Opportunities for adding alpha
The relative inefficiency of international markets and uneven reporting of non-U.S. companies can give skilled international managers an edge over their U.S. counterparts. As Head of Investments Leo Zerilli recently noted, analysts' forecasts of future earnings results have been far less accurate for international stocks than for U.S. equities, creating opportunities for active managers. Some international equity managers also add value by actively managing currency risk through hedging techniques that convert the value of shares from the local currencies of overseas markets back to U.S. dollars. Meanwhile, strategic beta passive approaches have demonstrated the ability to limit downside volatility, versus some active strategies, owing to their disciplined approach.
Whether choosing active or passive strategies—or a combination of the two—investors are clearly training their sights on international equities to take advantage of the markets' improved performance prospects. Market fundamentals and historical precedent suggest this may be the beginning of a longer-term trend.
1 Strategic Insight, May 2017. Includes ETFs and mutual funds, using Morningstar asset categories.

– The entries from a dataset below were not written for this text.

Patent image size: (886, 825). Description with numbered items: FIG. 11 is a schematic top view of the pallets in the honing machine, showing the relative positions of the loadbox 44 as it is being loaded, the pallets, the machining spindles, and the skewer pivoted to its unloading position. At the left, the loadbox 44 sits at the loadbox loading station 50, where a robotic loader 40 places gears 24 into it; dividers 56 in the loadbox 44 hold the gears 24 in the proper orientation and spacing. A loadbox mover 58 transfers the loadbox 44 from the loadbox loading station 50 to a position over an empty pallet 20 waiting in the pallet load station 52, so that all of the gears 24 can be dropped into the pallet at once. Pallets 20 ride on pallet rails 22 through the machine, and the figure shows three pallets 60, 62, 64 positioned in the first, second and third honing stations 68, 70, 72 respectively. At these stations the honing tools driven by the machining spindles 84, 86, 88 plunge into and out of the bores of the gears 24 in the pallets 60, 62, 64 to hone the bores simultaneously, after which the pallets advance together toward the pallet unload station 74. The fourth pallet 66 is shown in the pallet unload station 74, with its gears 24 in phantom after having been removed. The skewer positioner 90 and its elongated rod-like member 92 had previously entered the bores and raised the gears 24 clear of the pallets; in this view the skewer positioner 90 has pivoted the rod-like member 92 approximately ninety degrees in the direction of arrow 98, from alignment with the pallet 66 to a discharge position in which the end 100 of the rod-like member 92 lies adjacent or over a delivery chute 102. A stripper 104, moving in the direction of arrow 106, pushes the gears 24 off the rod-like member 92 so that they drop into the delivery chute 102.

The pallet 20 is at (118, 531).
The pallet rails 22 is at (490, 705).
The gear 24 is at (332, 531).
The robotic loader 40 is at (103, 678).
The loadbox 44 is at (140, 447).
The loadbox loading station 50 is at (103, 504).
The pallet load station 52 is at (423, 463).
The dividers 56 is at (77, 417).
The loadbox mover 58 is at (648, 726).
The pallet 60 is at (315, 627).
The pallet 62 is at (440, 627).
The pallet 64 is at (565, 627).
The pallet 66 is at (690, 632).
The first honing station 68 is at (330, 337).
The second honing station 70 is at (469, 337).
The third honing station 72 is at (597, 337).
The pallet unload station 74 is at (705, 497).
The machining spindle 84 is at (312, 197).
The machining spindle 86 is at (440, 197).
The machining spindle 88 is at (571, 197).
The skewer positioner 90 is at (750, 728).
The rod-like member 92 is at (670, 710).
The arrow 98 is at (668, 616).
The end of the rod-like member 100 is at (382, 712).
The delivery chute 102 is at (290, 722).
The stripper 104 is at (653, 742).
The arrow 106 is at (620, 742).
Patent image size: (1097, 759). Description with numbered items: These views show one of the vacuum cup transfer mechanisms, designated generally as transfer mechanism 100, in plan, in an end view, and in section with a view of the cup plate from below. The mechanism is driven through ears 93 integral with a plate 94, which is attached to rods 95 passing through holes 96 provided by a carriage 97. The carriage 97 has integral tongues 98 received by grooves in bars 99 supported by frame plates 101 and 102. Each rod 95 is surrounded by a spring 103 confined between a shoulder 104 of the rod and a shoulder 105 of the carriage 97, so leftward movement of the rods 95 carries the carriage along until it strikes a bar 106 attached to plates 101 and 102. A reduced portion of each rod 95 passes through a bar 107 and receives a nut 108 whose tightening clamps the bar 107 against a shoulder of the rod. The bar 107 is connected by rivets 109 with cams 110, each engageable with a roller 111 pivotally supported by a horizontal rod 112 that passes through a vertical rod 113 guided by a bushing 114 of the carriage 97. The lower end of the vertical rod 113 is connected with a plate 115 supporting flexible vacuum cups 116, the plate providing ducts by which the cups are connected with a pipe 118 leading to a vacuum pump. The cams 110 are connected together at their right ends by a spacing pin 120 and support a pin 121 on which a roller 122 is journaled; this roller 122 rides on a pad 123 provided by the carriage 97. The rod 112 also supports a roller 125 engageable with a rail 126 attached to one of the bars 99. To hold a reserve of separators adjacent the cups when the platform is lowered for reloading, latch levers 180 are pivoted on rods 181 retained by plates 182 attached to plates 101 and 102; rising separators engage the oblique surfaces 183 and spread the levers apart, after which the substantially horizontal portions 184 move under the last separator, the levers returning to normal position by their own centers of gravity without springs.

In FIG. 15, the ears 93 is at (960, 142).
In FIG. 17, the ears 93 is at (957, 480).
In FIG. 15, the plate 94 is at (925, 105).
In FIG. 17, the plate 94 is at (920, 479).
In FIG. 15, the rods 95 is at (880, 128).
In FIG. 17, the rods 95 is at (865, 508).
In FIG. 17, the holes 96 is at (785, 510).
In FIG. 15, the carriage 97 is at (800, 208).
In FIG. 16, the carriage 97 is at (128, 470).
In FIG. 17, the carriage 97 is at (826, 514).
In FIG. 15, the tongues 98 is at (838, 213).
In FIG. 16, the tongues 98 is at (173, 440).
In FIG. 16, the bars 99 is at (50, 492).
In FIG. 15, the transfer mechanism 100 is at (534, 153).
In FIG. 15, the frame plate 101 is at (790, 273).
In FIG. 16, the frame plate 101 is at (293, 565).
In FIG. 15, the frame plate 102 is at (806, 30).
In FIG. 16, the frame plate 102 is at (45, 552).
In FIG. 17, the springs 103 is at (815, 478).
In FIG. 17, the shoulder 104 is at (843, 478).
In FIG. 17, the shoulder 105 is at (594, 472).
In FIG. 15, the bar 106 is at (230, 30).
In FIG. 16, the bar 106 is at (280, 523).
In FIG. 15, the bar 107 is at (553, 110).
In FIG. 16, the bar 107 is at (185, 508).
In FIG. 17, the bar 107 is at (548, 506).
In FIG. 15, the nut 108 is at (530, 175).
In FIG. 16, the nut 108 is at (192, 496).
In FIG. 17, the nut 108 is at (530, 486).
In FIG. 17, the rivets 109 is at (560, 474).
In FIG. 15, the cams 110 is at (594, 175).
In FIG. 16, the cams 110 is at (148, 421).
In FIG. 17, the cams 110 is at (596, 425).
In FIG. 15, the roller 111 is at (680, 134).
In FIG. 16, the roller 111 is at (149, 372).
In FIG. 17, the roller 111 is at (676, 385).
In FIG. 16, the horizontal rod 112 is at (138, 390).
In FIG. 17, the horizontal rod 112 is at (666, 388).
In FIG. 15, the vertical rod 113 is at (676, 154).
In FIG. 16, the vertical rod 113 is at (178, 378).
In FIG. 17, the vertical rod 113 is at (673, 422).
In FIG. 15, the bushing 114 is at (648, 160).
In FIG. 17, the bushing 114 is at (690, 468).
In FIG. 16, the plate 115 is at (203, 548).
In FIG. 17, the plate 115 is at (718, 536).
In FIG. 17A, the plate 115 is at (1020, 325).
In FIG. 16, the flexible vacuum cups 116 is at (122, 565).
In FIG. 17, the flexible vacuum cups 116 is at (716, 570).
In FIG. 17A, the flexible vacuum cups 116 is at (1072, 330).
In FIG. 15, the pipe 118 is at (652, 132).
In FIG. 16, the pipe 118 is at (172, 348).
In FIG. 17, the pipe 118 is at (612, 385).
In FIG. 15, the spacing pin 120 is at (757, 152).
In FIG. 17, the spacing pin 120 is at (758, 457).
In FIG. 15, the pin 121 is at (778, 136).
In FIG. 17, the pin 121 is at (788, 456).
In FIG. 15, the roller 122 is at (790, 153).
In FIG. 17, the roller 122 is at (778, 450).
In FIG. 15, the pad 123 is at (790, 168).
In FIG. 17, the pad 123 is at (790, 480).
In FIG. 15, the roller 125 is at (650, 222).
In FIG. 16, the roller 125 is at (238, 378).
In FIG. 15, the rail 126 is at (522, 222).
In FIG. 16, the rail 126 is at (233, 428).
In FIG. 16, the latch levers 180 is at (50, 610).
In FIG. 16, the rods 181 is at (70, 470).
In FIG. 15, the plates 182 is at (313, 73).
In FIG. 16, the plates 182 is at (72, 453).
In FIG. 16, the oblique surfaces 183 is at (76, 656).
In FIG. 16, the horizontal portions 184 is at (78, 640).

2 Strategic Insight, MSCI, May 2017.
3 Standard & Poors, MSCI, as of 4/28/17.
Developed international markets are represented by MSCI Europe, Australasia, and Far East (EAFE) Index, which tracks the performance of publicly traded large- and mid-cap stocks of companies in those regions. Emerging markets are represented by MSCI Emerging Markets (EM) Index, which tracks the performance of publicly traded large- and mid-cap emerging-market stocks. It is not possible to invest directly in an index.
Foreign investing, especially in emerging markets, has additional risks, such as currency and market volatility and political and social instability. Value stocks may decline in price.